There is the traditional criticism which you may be familiar with from some of the anti-vivisection organizations, websites, and reports. That's the criticism which is based on general arguments of biological differences between species. This is often anecdotal and not based on systematically collected data or in-depth analysis. And it's published outside mainstream biomedical science journals, often in books or in reports, or pamphlets from the organizations producing the information. More recently, over the last 15 years, a different kind of criticism has appeared which is based on meta-analysis and systematic reviews of large number of data, large amounts of data, and which is published in top biomedical science journals.
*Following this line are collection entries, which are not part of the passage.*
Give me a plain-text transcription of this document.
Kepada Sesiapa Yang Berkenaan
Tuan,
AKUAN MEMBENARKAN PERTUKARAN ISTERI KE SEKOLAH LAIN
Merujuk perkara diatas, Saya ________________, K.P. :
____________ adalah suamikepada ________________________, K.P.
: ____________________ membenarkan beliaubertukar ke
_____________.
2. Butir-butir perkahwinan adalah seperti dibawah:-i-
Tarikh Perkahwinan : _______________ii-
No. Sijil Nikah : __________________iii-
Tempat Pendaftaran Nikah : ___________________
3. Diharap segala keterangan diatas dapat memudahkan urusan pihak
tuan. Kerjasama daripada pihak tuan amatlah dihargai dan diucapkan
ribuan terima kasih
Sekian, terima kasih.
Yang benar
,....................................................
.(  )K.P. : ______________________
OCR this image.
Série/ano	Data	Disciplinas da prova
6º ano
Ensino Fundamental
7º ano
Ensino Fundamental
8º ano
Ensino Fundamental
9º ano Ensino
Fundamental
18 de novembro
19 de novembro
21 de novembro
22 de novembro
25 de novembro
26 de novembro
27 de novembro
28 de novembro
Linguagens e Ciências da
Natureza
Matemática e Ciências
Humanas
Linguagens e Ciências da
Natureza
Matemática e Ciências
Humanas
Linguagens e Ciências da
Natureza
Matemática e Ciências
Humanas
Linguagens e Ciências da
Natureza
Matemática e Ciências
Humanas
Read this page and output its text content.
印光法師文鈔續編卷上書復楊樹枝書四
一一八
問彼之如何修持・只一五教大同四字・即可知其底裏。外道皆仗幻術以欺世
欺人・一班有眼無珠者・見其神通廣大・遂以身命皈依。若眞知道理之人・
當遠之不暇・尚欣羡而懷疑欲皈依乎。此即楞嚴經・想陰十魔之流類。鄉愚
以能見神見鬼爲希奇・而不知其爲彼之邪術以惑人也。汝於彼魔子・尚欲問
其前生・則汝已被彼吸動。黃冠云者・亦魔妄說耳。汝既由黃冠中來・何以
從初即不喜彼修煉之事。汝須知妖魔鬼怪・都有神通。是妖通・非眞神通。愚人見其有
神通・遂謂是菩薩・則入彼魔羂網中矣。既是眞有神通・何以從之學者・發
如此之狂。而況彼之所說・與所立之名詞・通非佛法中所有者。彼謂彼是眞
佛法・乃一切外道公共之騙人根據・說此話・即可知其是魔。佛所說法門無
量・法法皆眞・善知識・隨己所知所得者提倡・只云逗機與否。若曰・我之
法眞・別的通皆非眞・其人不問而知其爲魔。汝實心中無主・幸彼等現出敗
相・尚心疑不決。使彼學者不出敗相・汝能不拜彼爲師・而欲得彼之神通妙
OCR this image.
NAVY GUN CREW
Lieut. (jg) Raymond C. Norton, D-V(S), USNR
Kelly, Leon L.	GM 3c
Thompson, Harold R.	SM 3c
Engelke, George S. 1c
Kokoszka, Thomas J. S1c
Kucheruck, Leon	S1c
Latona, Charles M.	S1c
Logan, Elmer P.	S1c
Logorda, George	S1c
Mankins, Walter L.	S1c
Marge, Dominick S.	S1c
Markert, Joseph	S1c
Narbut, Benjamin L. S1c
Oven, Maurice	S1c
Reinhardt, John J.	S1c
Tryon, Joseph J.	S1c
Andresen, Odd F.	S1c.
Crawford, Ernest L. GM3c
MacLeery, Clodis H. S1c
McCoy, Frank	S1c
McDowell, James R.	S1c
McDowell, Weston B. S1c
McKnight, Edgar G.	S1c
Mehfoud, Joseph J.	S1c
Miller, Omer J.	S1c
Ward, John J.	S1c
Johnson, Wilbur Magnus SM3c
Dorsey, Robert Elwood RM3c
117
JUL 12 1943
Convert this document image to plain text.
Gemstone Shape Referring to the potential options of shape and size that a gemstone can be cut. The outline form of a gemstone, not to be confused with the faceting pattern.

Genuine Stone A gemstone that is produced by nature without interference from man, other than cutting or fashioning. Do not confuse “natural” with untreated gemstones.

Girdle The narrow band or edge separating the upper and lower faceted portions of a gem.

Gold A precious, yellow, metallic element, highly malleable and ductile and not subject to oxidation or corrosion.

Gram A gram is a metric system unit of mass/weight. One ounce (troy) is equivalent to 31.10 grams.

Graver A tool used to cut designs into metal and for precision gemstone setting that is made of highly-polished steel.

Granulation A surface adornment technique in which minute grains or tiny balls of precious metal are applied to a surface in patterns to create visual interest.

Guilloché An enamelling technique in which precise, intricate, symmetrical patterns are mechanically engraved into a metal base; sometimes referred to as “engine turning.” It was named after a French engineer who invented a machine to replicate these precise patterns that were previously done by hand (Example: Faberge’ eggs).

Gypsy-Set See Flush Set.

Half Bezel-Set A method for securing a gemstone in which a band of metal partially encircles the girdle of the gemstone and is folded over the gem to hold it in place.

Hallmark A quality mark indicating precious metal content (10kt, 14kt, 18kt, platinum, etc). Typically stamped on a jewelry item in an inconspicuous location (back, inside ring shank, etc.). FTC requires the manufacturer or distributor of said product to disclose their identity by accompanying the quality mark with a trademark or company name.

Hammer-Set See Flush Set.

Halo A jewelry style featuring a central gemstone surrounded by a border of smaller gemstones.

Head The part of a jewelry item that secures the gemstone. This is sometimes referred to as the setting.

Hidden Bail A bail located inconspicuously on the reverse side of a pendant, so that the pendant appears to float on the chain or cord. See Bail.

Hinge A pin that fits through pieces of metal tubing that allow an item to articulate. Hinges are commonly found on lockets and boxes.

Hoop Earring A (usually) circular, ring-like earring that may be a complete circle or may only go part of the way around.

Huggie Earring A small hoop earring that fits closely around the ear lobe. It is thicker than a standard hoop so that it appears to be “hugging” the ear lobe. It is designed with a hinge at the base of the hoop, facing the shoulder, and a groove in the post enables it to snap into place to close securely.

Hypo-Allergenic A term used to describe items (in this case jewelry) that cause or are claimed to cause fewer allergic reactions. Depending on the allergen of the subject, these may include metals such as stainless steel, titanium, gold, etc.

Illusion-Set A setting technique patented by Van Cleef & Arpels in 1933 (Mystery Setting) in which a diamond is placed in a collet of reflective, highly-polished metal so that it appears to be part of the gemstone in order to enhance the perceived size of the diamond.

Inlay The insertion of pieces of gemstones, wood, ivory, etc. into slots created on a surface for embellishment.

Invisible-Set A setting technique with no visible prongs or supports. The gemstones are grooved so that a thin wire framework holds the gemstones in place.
And if you haven't read these papers already, I highly recommend that you'll look them up after this lecture. These are two papers published in two of the top Plos journals, in Plos medicine we've got, "Can animal models of disease reliably inform human studies?" A pretty provocative question. And assisted to that study in Plos biology, "Publication bias in reports of animal stroke studies leads to major overstatement of efficacy." These are two papers which I will come back to, they come out of the CAMARADES group and I will use some of their results later on in this talk. The third paper published in Plos One, "Survey of the quality of experimental design, statistical analysis and reporting of research using animals." If you're familiar with the Arrive guidelines and I hope you are, then this is the paper batch, led to the publication of the Arrive guidelines for how to report research with animals.